Millions of users could not call 911, make ATM withdrawals, access sensitive patient healthcare records, utilize Verizon mobile broadband services, or even participate in lottery drawings due to the CenturyLink outage, which was the most significant network outage of 2018. Following the incident, the FCC launched an investigation into the “unacceptable” outage that impacted emergency services such as 911 and ATM withdrawals. The outage lasted two days and was caused by a single network management card malfunction. The device was discovered sending out incorrect data frame packets over the network.

9. Deutsche Telekom:

On November 27, 2016, network failures affected hundreds of thousands of Deutsche Telekom users in Germany. As many as 900,000, or around 4.5 percent of Deutsche Telekom’s 20 million fixed-line subscribers, were hit by internet disruptions that began on the 27th and lasted until the next day when the number of affected consumers began to drop rapidly. The failures looked to be linked to a bungled attempt to turn a large number of customers’ routers into part of the Mirai botnet, according to Deutsche Telekom’s head of IT security Thomas Thchersich. Mirai is a malicious program that transforms network equipment into remotely controlled “bots” that may be used to launch large-scale network attacks.

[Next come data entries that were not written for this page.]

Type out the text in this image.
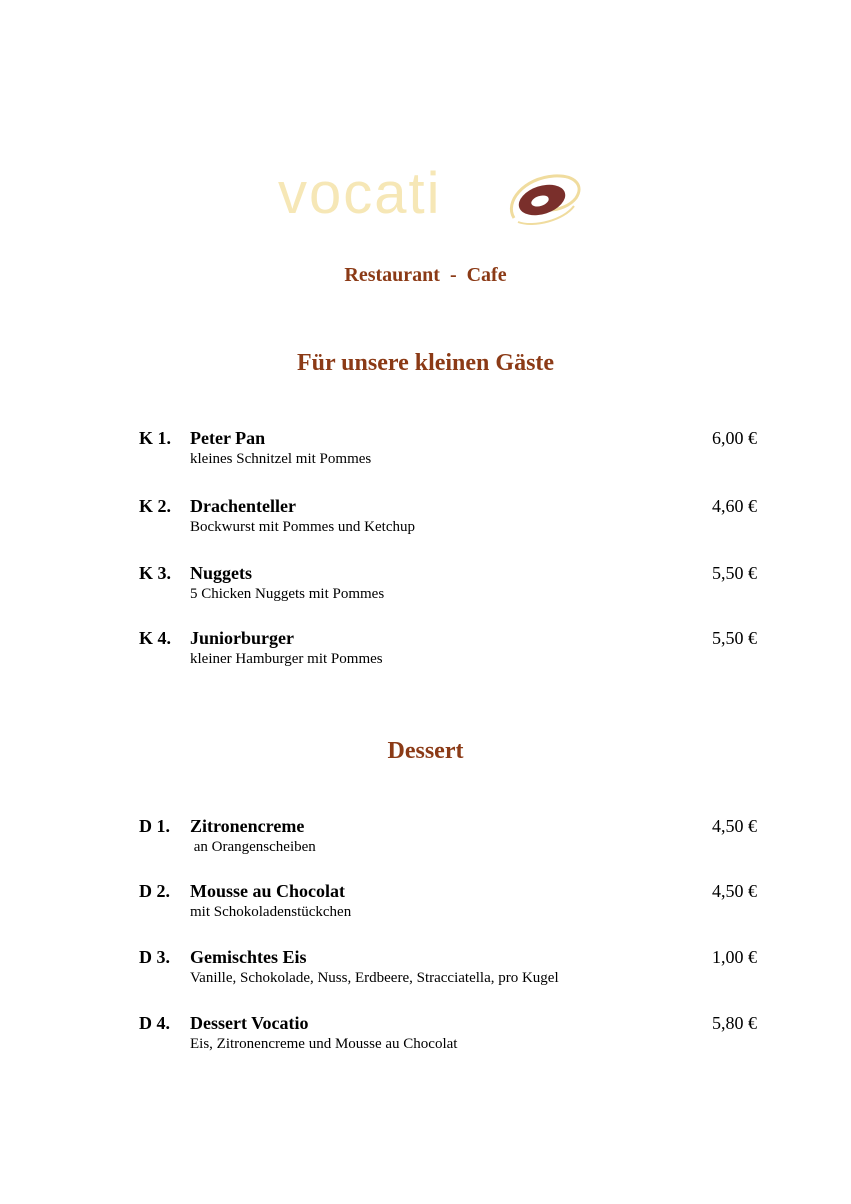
vocati
Restaurant  -  Cafe
Für unsere kleinen Gäste
K 1. Peter Pan
kleines Schnitzel mit Pommes
6,00 €
K 2. Drachenteller
Bockwurst mit Pommes und Ketchup
4,60 €
K 3. Nuggets
5 Chicken Nuggets mit Pommes
5,50 €
K 4. Juniorburger
kleiner Hamburger mit Pommes
5,50 €
Dessert
D 1. Zitronencreme
an Orangenscheiben
4,50 €
D 2. Mousse au Chocolat
mit Schokoladenstückchen
4,50 €
D 3. Gemischtes Eis
Vanille, Schokolade, Nuss, Erdbeere, Stracciatella, pro Kugel
1,00 €
D 4. Dessert Vocatio
Eis, Zitronencreme und Mousse au Chocolat
5,80 €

Over the last decade, the dramatic expansion of mobile usage and Wi-Fi connectivity has created new connectivity needs and issues for businesses and network providers alike. While much has been done to secure network infrastructure and develop software that can protect against emerging attacks, there is still a potential that comparable failures could occur in the future. While such occurrences are uncommon, the sudden and unpredictable nature of outages can expose even the smallest network or security weaknesses. As a result, it’s critical that organizations and suppliers do their homework when it comes to planning for them. Most firms already do risk assessment, planning, and provisioning, but to be truly prepared, they must ensure that their IT architecture has flexibility, security, and resilience built in.